Quelques centaines de mètres plus loin, Jas a tourné sur le chemin de campagne. Peu après, nous nous sommes arrêtés à la station-service.
J’ai sauté de la voiture, je suis entrée dans le magasin, j’ai acheté des cigarettes et j’ai fait une brève visite aux toilettes. Après avoir nettoyé autant que possible le sperme de Dave, j’ai enlevé mon soutien-gorge, j’ai retiré ma culotte et j’ai jeté les deux dans l’unité d’élimination sanitaire.
Première étape terminée.
En retournant à la voiture, j’ai ouvert la portière du côté de Geoff et, sans attendre une invitation, je me suis glissée sur ses genoux, refermant la portière derrière moi. Lorsque Jas est sorti du garage, je lui ai demandé de mettre la musique un peu plus fort, puis je me suis adossée à Geoff,
« J’espère que cela ne vous dérange pas que je vienne de ce côté, c’est juste Dave qui ronfle dans mon oreille. Je me suis alors reculée jusqu’à ce que mon cul soit fermement installé sur sa bite.
“Euh… non, c’est bon », a-t-il marmonné, jetant un bref coup d’œil à l’arrière de la tête de sa femme avant de tourner la tête vers la fenêtre.
Deuxième étape terminée.
Sous mes fesses, je pouvais sentir le contour de la bite de Geoff presser le tissu de ma robe dans la fente de mes joues désormais nues. Je pourrais jurer que je l’ai sentie grandir un peu lorsque je me suis installée sur ses genoux, mais avant de pouvoir progresser, j’avais besoin de quelque chose de plus substantiel.

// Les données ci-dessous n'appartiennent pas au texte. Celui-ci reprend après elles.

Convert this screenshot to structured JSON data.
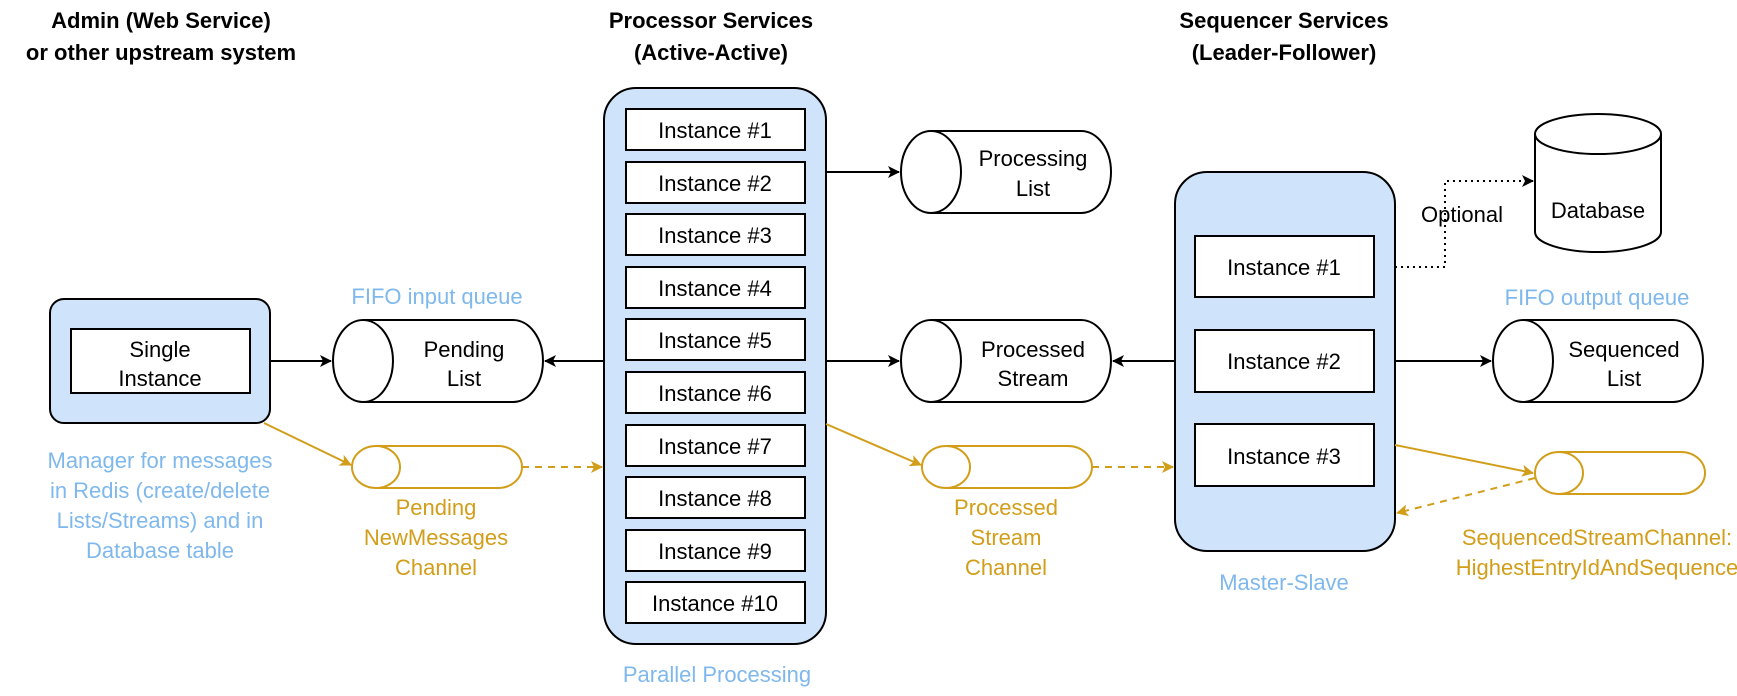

J’ai traversé la voiture, jusqu’au côté opposé où j’avais laissé ma bouteille de vin, en pressant plus fort mes fesses contre son entrejambe. Lorsque je me suis redressée, je me suis légèrement tordue, plaçant un bras autour de ses épaules, de sorte que mes seins sans soutien-gorge étaient à quelques centimètres de son visage, et je lui ai tendu la bouteille. Il a pris une petite gorgée et m’a rendu la bouteille… nerveusement, semble-t-il.
J’ai bu une grande gorgée, en penchant la tête en arrière pour ne pas le voir. J’ai sorti ma poitrine, de sorte que mes seins, pressés contre le tissu de ma robe, n’avaient d’autre choix que de sortir du haut. Je pouvais sentir ses yeux sur eux. Sous moi, j’ai senti sa bite pulser légèrement. J’étais sûre à soixante-dix pour cent que je voulais juste une indication de plus que je pouvais le baiser en toute sécurité.